Inaugural Yearbook Poems
Yes, yes, yes, I am so happy and relieved for our American friends to be done with that whole dystopian presidential nightmare, and I got the good feels at the daylong party, and I was so happy that the poet lady said that whole poem that made everyone all warm and feely. However, I am going to say something that would probably get me a sock-full of dogshit to the face if I voiced it in public: I just don't find the poem all that great. Like the message was wonderful, and accessible, and maybe that's all we really needed, but in the back of my head, it just seems so smart-kid high schooly, like it would be written by the valedictorian who is dreaming of getting out of their stinktown and going on to greater things (and really, they will, but their poetry writing days will be left as soon as they get their last report card and head off for university). It was just a little too much Kumbaya and shit for me. Maybe I studied poetry too long and now have some distorted view that if you can understand it right away, it ain't good. Like, where's the gritty metaphors and shit? And I know it wouldn't be appropriate for an inauguration poem to be all, like, I dunno, Sylvia Plath's "Daddy" with like German/Nazi darkness embedded in it, but make the people think a little.
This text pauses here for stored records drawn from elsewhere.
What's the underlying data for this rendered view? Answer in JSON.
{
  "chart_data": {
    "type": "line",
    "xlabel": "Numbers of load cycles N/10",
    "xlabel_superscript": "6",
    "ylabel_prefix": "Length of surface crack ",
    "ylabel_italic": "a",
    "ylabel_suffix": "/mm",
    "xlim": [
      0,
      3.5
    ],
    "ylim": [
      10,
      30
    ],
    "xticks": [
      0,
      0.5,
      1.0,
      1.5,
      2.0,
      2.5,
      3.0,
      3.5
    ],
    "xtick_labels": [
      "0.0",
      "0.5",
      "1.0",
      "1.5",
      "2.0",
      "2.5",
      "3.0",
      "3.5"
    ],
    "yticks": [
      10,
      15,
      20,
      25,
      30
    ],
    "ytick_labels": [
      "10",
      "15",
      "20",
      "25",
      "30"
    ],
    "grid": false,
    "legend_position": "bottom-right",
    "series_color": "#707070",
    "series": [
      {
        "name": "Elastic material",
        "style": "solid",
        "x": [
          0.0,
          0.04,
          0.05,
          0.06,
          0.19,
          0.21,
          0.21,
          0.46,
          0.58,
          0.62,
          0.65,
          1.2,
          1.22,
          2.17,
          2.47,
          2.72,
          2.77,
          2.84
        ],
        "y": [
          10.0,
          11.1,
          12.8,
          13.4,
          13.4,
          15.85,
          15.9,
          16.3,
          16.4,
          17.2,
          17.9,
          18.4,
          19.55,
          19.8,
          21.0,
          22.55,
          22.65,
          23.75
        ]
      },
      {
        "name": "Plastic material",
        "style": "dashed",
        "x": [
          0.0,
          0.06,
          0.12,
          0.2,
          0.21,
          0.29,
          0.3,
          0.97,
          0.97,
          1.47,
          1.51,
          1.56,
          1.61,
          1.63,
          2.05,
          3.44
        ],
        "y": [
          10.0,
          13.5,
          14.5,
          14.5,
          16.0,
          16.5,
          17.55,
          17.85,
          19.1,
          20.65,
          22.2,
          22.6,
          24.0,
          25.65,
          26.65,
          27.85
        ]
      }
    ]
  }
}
I remember when Maya Angelou (yeah yeah Oprah, I mean "Dr Maya Angelou") was the poet person for Clinton or whoever, and she did that Benediction of the Morning poem, and while it's basically the same theme and says the same thing, it is at least something that made you think to really fully sink in - or maybe it was her lullaby speaking voice - I could never understand a word she said, but it sounded beautiful, because she sort of sang her words when reading - but whatever it was, there was a layer to it.
So I'm not bah-humbug all over the place with her, but it didn't wow me.
Now let's never speak of this again.